Given two directory trees, how can I find out which files differ by content? [closed]
If I want find the differences between two directory trees, I usually just execute:
diff -r dir1/ dir2/
This outputs exactly what the differences are between corresponding files. I'm interested in just getting a list of corresponding files whose content differs. I assumed that this would simply be a matter of passing a command line option to diff
, but I couldn't find anything on the man page.
Any suggestions?
Solution 1:
Try:
diff --brief --recursive dir1/ dir2/
Or alternatively, with the short flags -qr
:
diff -qr dir1/ dir2/
If you also want to see differences for files that may not exist in either directory:
diff --brief --recursive --new-file dir1/ dir2/ # with long options
diff -qrN dir1/ dir2/ # with short flag aliases
Solution 2:
The command I use is:
diff -qr dir1/ dir2/
It is exactly the same as Mark's :) But his answer bothered me as it uses different types of flags, and it made me look twice. Using Mark's more verbose flags it would be:
diff --brief --recursive dir1/ dir2/
I apologise for posting when the other answer is perfectly acceptable. Could not stop myself... working on being less pedantic.
Solution 3:
I like to use git diff --no-index dir1/ dir2/
, because it can show the differences in color (if you have that option set in your git config) and because it shows all of the differences in a long paged output using "less".
Solution 4:
Using rsync
:
rsync --dry-run --recursive --delete --links --checksum --verbose /dir1/ /dir2/ > dirdiff_2.txt
Alternatively, using diff
:
diff --brief --recursive --no-dereference --new-file --no-ignore-file-name-case /dir1 /dir2 > dirdiff_1.txt
They are functionally equivalent, but performance may vary depending on:
- If the directories are on the same drive, rsync is faster.

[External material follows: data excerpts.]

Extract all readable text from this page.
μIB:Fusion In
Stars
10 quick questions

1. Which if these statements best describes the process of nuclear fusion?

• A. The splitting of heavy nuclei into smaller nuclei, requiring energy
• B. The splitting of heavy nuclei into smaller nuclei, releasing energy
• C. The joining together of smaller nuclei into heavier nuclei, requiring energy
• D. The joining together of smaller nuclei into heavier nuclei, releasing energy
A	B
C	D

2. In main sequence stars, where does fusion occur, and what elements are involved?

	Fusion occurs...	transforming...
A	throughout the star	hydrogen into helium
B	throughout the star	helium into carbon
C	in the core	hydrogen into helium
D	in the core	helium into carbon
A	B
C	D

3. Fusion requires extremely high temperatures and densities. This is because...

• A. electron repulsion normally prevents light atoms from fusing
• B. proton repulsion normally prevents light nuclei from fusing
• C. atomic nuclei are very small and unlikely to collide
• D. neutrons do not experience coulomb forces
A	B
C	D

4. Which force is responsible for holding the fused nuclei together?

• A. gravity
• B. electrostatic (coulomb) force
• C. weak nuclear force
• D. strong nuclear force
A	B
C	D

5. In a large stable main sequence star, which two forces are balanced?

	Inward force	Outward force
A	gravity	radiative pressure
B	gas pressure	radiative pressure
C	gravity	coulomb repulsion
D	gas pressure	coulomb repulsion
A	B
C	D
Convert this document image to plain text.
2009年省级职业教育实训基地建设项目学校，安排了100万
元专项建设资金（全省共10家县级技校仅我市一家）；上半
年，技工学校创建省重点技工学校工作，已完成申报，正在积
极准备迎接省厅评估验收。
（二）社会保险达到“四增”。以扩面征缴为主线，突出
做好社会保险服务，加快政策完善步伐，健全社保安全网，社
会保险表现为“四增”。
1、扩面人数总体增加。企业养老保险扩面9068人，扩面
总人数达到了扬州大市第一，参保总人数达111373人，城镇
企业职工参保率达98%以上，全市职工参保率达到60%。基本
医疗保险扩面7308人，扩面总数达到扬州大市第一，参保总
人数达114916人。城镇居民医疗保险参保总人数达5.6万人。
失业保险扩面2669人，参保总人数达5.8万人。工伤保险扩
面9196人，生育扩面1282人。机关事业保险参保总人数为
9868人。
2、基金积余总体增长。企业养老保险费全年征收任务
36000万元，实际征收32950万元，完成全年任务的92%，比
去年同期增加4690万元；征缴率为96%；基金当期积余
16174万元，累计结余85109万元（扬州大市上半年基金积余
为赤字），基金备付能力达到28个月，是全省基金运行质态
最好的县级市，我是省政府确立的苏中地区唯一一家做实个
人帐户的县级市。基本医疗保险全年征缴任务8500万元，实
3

- If the directories reside on two separate drives, diff is faster.
This is because diff puts an almost equal load on both directories in parallel, maximizing load on the two drives. rsync calculates checksums in large chunks before actually comparing them. That groups the i/o operations in large chunks and leads to a more efficient processing when things take place on a single drive.